This document describes Celery 2.4. For development docs, go here.

celery.worker.buckets

celery.worker.buckets

This module implements the rate limiting of tasks, by having a token bucket queue for each task type. When a task is allowed to be processed it’s moved over the the ready_queue

The celery.worker.mediator is then responsible for moving tasks from the ready_queue to the worker pool.

copyright:
  1. 2009 - 2011 by Ask Solem.
license:

BSD, see LICENSE for more details.

class celery.worker.buckets.FastQueue(maxsize=0)

Queue.Queue supporting the interface of TokenBucketQueue.

clear()
expected_time(tokens=1)
items
wait(block=True)
exception celery.worker.buckets.RateLimitExceeded

The token buckets rate limit has been exceeded.

class celery.worker.buckets.TaskBucket(task_registry)

This is a collection of token buckets, each task type having its own token bucket. If the task type doesn’t have a rate limit, it will have a plain Queue object instead of a TokenBucketQueue.

The put() operation forwards the task to its appropriate bucket, while the get() operation iterates over the buckets and retrieves the first available item.

Say we have three types of tasks in the registry: celery.ping, feed.refresh and video.compress, the TaskBucket will consist of the following items:

{"celery.ping": TokenBucketQueue(fill_rate=300),
 "feed.refresh": Queue(),
 "video.compress": TokenBucketQueue(fill_rate=2)}

The get operation will iterate over these until one of the buckets is able to return an item. The underlying datastructure is a dict, so the order is ignored here.

Parameters:task_registry – The task registry used to get the task type class for a given task name.
add_bucket_for_type(task_name)

Add a bucket for a task type.

Will read the tasks rate limit and create a TokenBucketQueue if it has one. If the task doesn’t have a rate limit FastQueue will be used instead.

clear()

Delete the data in all of the buckets.

empty()

Returns True if all of the buckets are empty.

get(block=True, timeout=None)

Retrive the task from the first available bucket.

Available as in, there is an item in the queue and you can consume tokens from it.

get_bucket_for_type(task_name)

Get the bucket for a particular task type.

get_nowait()
init_with_registry()

Initialize with buckets for all the task types in the registry.

items

Flattens the data in all of the buckets into a single list.

put(request)

Put a TaskRequest into the appropiate bucket.

put_nowait(request)

Put a TaskRequest into the appropiate bucket.

qsize()

Get the total size of all the queues.

refresh()

Refresh rate limits for all task types in the registry.

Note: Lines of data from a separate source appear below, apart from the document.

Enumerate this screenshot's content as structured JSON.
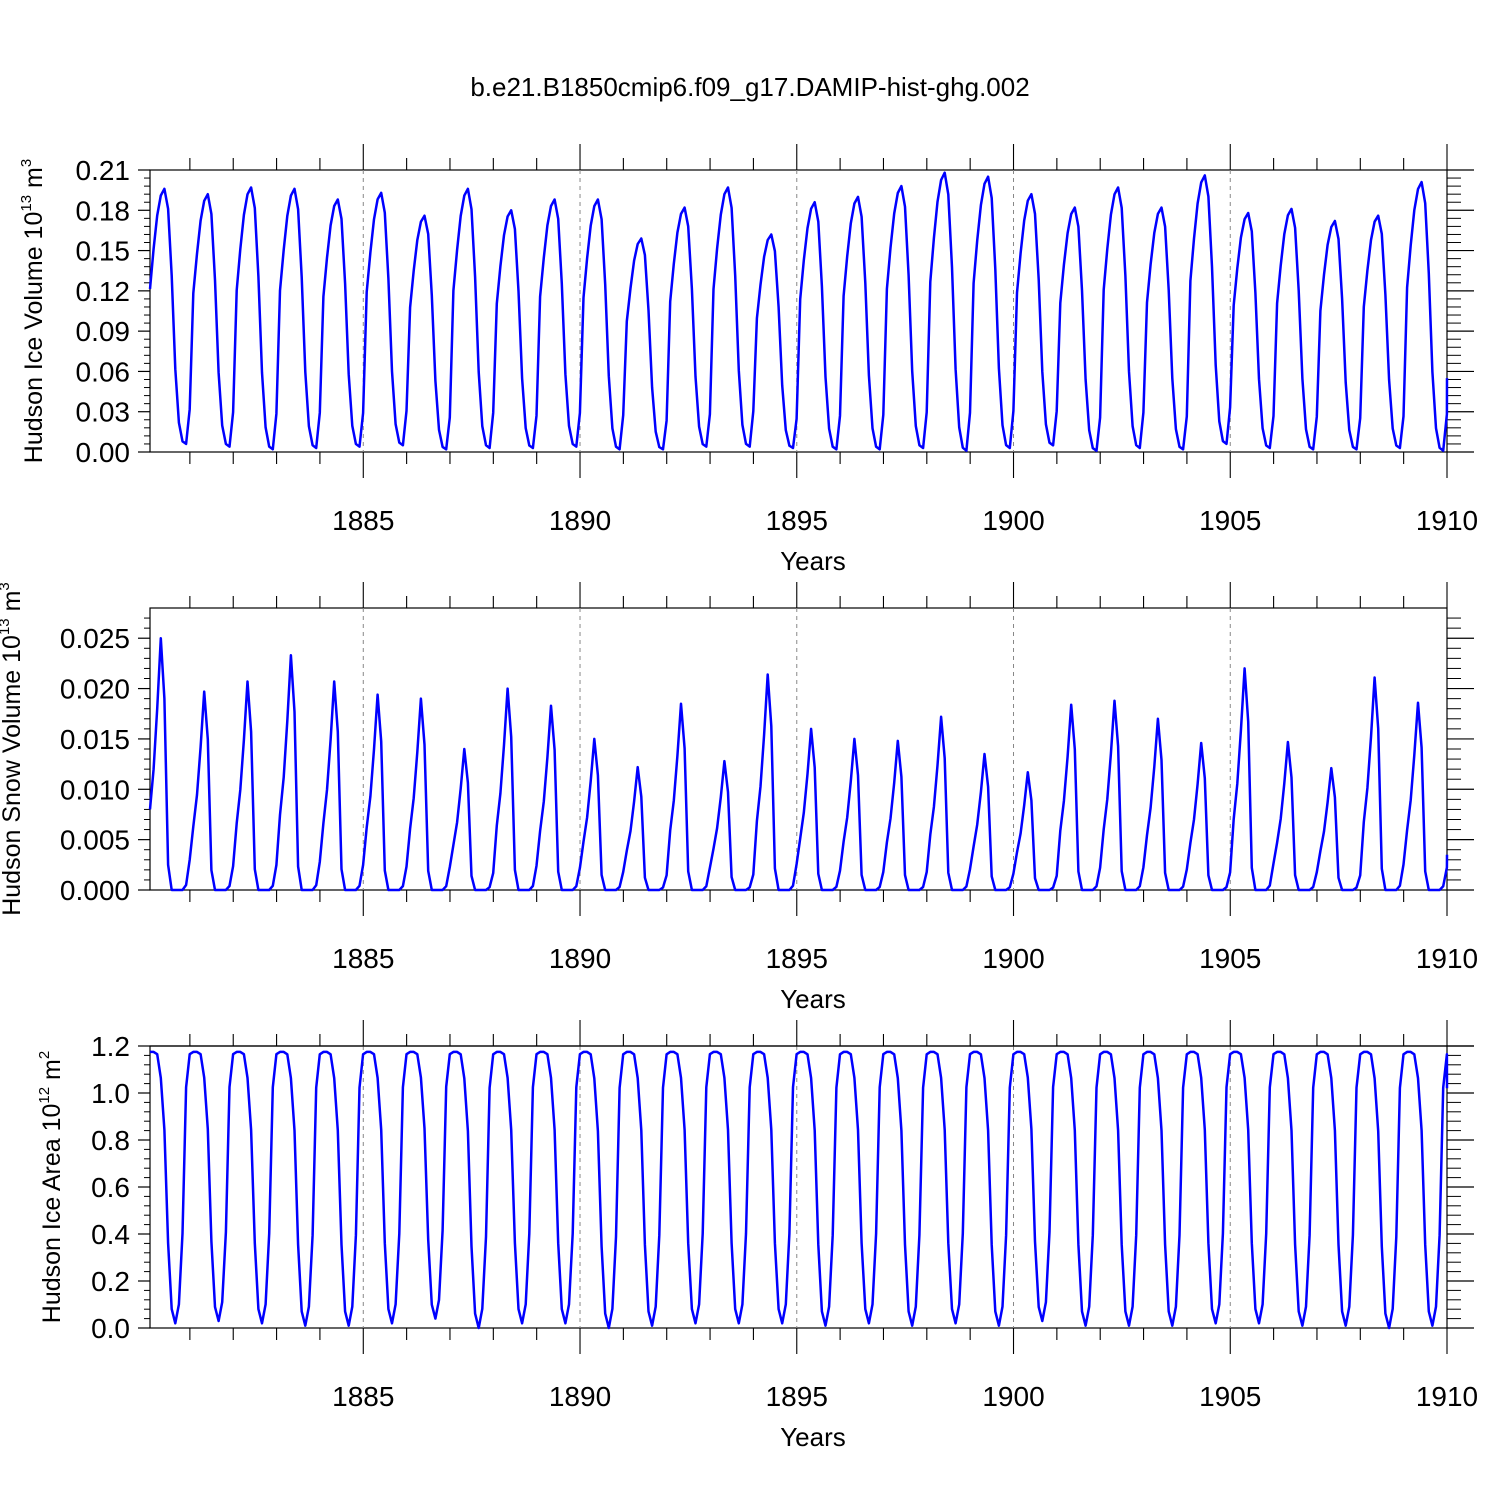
{
  "figure": {
    "title": "b.e21.B1850cmip6.f09_g17.DAMIP-hist-ghg.002",
    "line_color": "#0000ff",
    "grid_color": "#888888"
  },
  "chart_data": [
    {
      "type": "line",
      "title": "b.e21.B1850cmip6.f09_g17.DAMIP-hist-ghg.002",
      "ylabel_main": "Hudson Ice Volume 10",
      "ylabel_exp": "13",
      "ylabel_unit": " m",
      "ylabel_unit_exp": "3",
      "xlabel": "Years",
      "xlim": [
        1880.08,
        1910.0
      ],
      "ylim": [
        0.0,
        0.21
      ],
      "yticks": [
        0.0,
        0.03,
        0.06,
        0.09,
        0.12,
        0.15,
        0.18,
        0.21
      ],
      "ytick_labels": [
        "0.00",
        "0.03",
        "0.06",
        "0.09",
        "0.12",
        "0.15",
        "0.18",
        "0.21"
      ],
      "xticks": [
        1885,
        1890,
        1895,
        1900,
        1905,
        1910
      ],
      "xtick_labels": [
        "1885",
        "1890",
        "1895",
        "1900",
        "1905",
        "1910"
      ],
      "grid": "vertical dashed at 1885, 1890, 1895, 1900, 1905",
      "series_name": "Hudson Ice Volume",
      "annual_profile": [
        0.12,
        0.15,
        0.175,
        0.19,
        0.195,
        0.18,
        0.13,
        0.06,
        0.02,
        0.006,
        0.004,
        0.03
      ],
      "annual_peaks": [
        0.196,
        0.192,
        0.197,
        0.196,
        0.188,
        0.193,
        0.176,
        0.196,
        0.18,
        0.188,
        0.188,
        0.159,
        0.182,
        0.197,
        0.162,
        0.186,
        0.19,
        0.198,
        0.208,
        0.205,
        0.192,
        0.182,
        0.197,
        0.182,
        0.206,
        0.178,
        0.181,
        0.172,
        0.176,
        0.201
      ],
      "annual_minima": [
        0.006,
        0.004,
        0.002,
        0.003,
        0.004,
        0.005,
        0.002,
        0.003,
        0.003,
        0.004,
        0.002,
        0.002,
        0.004,
        0.004,
        0.003,
        0.002,
        0.002,
        0.003,
        0.001,
        0.003,
        0.005,
        0.001,
        0.003,
        0.002,
        0.006,
        0.003,
        0.002,
        0.002,
        0.003,
        0.001
      ],
      "end_value": 0.055
    },
    {
      "type": "line",
      "ylabel_main": "Hudson Snow Volume 10",
      "ylabel_exp": "13",
      "ylabel_unit": " m",
      "ylabel_unit_exp": "3",
      "xlabel": "Years",
      "xlim": [
        1880.08,
        1910.0
      ],
      "ylim": [
        0.0,
        0.028
      ],
      "yticks": [
        0.0,
        0.005,
        0.01,
        0.015,
        0.02,
        0.025
      ],
      "ytick_labels": [
        "0.000",
        "0.005",
        "0.010",
        "0.015",
        "0.020",
        "0.025"
      ],
      "xticks": [
        1885,
        1890,
        1895,
        1900,
        1905,
        1910
      ],
      "xtick_labels": [
        "1885",
        "1890",
        "1895",
        "1900",
        "1905",
        "1910"
      ],
      "grid": "vertical dashed at 1885, 1890, 1895, 1900, 1905",
      "series_name": "Hudson Snow Volume",
      "annual_profile": [
        0.008,
        0.012,
        0.018,
        0.025,
        0.019,
        0.0025,
        0.0,
        0.0,
        0.0,
        0.0,
        0.0005,
        0.003
      ],
      "annual_peaks": [
        0.025,
        0.0197,
        0.0207,
        0.0233,
        0.0207,
        0.0194,
        0.019,
        0.014,
        0.02,
        0.0183,
        0.015,
        0.0122,
        0.0185,
        0.0128,
        0.0214,
        0.016,
        0.015,
        0.0148,
        0.0172,
        0.0135,
        0.0117,
        0.0184,
        0.0188,
        0.017,
        0.0146,
        0.022,
        0.0147,
        0.0121,
        0.0211,
        0.0186
      ],
      "end_value": 0.0035
    },
    {
      "type": "line",
      "ylabel_main": "Hudson Ice Area 10",
      "ylabel_exp": "12",
      "ylabel_unit": " m",
      "ylabel_unit_exp": "2",
      "xlabel": "Years",
      "xlim": [
        1880.08,
        1910.0
      ],
      "ylim": [
        0.0,
        1.2
      ],
      "yticks": [
        0.0,
        0.2,
        0.4,
        0.6,
        0.8,
        1.0,
        1.2
      ],
      "ytick_labels": [
        "0.0",
        "0.2",
        "0.4",
        "0.6",
        "0.8",
        "1.0",
        "1.2"
      ],
      "xticks": [
        1885,
        1890,
        1895,
        1900,
        1905,
        1910
      ],
      "xtick_labels": [
        "1885",
        "1890",
        "1895",
        "1900",
        "1905",
        "1910"
      ],
      "grid": "horizontal line at 1.2; vertical dashed at 1885, 1890, 1895, 1900, 1905",
      "series_name": "Hudson Ice Area",
      "annual_profile": [
        1.17,
        1.17,
        1.16,
        1.06,
        0.84,
        0.36,
        0.08,
        0.02,
        0.1,
        0.4,
        1.02,
        1.16
      ],
      "annual_minima": [
        0.02,
        0.03,
        0.02,
        0.01,
        0.01,
        0.02,
        0.04,
        0.0,
        0.02,
        0.02,
        0.0,
        0.01,
        0.02,
        0.02,
        0.02,
        0.01,
        0.02,
        0.01,
        0.02,
        0.01,
        0.03,
        0.01,
        0.01,
        0.01,
        0.02,
        0.02,
        0.01,
        0.01,
        0.0,
        0.01
      ],
      "end_value": 1.02
    }
  ]
}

update_bucket_for_type(task_name)
class celery.worker.buckets.TokenBucketQueue(fill_rate, queue=None, capacity=1)

Queue with rate limited get operations.

This uses the token bucket algorithm to rate limit the queue on get operations.

Parameters:
  • fill_rate – The rate in tokens/second that the bucket will be refilled.
  • capacity – Maximum number of tokens in the bucket. Default is 1.
exception RateLimitExceeded

The token buckets rate limit has been exceeded.

TokenBucketQueue.clear()

Delete all data in the queue.

TokenBucketQueue.empty()

Returns True if the queue is empty.

TokenBucketQueue.expected_time(tokens=1)

Returns the expected time in seconds of when a new token should be available.

TokenBucketQueue.get(block=True)

Remove and return an item from the queue.

Raises:
  • RateLimitExceeded – If a token could not be consumed from the token bucket (consuming from the queue too fast).
  • Queue.Empty – If an item is not immediately available.
TokenBucketQueue.get_nowait()

Remove and return an item from the queue without blocking.

Raises:
  • RateLimitExceeded – If a token could not be consumed from the token bucket (consuming from the queue too fast).
  • Queue.Empty – If an item is not immediately available.
TokenBucketQueue.items

Underlying data. Do not modify.

TokenBucketQueue.put(item, block=True)

Put an item onto the queue.

TokenBucketQueue.put_nowait(item)

Put an item into the queue without blocking.

Raises Queue.Full:
 If a free slot is not immediately available.
TokenBucketQueue.qsize()

Returns the size of the queue.

TokenBucketQueue.wait(block=False)

Wait until a token can be retrieved from the bucket and return the next item.

celery.worker.buckets.chain_from_iterable()

chain.from_iterable(iterable) –> chain object

Alternate chain() contructor taking a single iterable argument that evaluates lazily.